Cytosolic sequestration of the vitamin D receptor as a therapeutic option for vitamin D-induced hypercalcemia.

The bioactive vitamin D3, 1α,25(OH)2D3, plays a central role in calcium homeostasis by controlling the activity of the vitamin D receptor (VDR) in various tissues. Hypercalcemia secondary to high circulating levels of vitamin D3 leads to hypercalciuria, nephrocalcinosis and renal dysfunctions. Current therapeutic strategies aim at limiting calcium intake, absorption and resorption, or 1α,25(OH)2D3 synthesis, but are poorly efficient. In this study, we identify WBP4 as a new VDR interactant, and demonstrate that it controls VDR subcellular localization.

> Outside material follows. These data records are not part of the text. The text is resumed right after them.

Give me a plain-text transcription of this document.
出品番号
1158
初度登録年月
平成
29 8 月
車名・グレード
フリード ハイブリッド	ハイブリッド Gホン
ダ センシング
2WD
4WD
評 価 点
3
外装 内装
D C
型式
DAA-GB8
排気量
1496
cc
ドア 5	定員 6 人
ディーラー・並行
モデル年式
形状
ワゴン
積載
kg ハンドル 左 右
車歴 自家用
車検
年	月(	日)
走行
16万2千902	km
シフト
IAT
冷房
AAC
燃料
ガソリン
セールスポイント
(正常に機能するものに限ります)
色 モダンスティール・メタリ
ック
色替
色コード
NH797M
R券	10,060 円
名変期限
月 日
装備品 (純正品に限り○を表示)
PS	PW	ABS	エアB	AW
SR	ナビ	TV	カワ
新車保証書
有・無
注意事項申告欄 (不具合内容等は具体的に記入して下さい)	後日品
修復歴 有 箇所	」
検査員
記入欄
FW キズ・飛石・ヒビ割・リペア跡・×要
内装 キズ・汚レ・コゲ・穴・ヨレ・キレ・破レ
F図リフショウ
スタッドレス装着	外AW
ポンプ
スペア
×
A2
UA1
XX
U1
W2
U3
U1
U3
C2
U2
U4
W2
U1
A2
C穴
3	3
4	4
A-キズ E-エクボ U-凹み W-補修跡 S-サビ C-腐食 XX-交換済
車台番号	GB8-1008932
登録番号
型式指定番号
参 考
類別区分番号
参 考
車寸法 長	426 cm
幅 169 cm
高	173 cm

Moreover, we show that the vitamin D analogue ZK168281 enhances the interaction between VDR and WBP4 in the cytosol, and normalizes the expression of VDR target genes and serum calcium levels in 1α,25(OH)2D3-intoxicated mice. As ZK168281 also blunts 1α,25(OH)2D3-induced VDR signaling in fibroblasts of a patient with impaired vitamin D degradation, this VDR antagonist represents a promising therapeutic option for 1α,25(OH)2D3-induced hypercalcemia.